Dissection Dumped After Dead-Cat Debacle
Following troubling incidents in which students desecrated the bodies of dead cats in a school classroom, California’s Newport-Mesa Unified School District has confirmed to PETA that it’s replacing cruel and crude cat dissections in district schools with modern virtual-dissection software. This progressive change follows a PETA plea and offer to provide the district with non-animal teaching methods. Now, kids in the district will learn about life sciences more effectively and humanely—and without being taught the dangerous lesson that animals are nothing more than tools to be used and abused.
Cruelty in the Curriculum
The district’s decision to eliminate cat dissection came after an outcry erupted over Facebook photos showing Newport Harbor High School students who played, posed, and smiled with the mutilated bodies of cats used in a biology class. The photos were brought to the attention of PETA and the faculty by brave students in the school’s Compassion in Action club.

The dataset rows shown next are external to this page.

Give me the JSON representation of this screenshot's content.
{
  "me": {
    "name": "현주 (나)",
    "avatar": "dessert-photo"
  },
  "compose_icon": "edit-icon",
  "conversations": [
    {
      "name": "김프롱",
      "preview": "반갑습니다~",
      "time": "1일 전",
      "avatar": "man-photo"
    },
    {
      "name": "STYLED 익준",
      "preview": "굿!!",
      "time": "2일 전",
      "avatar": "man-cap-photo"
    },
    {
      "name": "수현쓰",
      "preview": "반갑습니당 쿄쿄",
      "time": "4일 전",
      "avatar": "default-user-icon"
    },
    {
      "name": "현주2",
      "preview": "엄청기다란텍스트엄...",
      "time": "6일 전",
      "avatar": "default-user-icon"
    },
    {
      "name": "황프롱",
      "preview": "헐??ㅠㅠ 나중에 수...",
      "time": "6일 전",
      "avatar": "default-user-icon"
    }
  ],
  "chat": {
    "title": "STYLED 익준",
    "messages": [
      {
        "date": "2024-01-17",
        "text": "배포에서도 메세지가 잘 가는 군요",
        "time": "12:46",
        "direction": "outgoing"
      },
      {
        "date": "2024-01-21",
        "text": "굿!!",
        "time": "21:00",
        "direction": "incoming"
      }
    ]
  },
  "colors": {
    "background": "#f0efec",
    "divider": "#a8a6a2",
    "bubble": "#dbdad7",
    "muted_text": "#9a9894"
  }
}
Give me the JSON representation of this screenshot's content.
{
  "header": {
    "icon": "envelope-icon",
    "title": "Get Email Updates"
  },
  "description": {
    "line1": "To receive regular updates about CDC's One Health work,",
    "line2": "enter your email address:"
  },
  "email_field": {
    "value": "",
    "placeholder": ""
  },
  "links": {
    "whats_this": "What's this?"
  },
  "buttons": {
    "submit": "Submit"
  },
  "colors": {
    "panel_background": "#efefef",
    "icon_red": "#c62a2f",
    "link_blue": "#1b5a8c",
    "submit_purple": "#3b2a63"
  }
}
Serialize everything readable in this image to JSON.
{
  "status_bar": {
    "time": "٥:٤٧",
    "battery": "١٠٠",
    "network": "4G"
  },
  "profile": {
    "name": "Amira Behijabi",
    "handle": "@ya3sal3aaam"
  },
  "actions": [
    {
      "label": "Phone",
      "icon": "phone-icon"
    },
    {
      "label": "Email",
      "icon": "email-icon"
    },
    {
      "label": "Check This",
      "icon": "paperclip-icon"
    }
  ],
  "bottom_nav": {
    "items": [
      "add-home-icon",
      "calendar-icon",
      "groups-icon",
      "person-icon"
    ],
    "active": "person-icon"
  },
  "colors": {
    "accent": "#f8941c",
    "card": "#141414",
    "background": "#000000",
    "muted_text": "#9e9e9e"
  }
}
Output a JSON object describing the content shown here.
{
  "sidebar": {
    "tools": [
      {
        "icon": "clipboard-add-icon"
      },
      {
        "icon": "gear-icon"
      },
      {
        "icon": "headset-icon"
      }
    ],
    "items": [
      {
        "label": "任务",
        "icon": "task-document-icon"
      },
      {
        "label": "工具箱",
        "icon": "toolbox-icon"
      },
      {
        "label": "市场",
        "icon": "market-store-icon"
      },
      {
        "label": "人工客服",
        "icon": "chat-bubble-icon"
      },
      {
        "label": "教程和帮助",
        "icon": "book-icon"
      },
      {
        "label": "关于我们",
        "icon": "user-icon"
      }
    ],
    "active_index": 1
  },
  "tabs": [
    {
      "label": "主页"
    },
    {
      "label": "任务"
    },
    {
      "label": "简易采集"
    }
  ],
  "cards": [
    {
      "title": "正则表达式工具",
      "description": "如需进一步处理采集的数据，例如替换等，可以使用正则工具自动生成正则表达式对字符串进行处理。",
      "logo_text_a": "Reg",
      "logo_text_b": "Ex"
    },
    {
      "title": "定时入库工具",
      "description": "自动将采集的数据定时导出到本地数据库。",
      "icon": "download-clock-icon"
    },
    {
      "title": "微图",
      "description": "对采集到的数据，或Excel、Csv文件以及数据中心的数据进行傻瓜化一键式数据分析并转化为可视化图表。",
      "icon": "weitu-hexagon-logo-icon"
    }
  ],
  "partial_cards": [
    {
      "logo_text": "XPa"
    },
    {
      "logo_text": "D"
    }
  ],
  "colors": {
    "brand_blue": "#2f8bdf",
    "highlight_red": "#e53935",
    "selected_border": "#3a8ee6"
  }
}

PETA immediately contacted the school district with information about better, kinder methods of teaching anatomy and offered to provide the district with the software.
Cats who are cut apart in school dissections come from biological supply houses, which obtain the bodies of lost, stray, and abandoned animals from animal shelters—meaning that some cats used in biology classes may be the lost animal companions of families.
It’s no surprise that trying to teach kids science with mutilated animals can foster callousness toward animals and breed this kind of inexcusable behavior.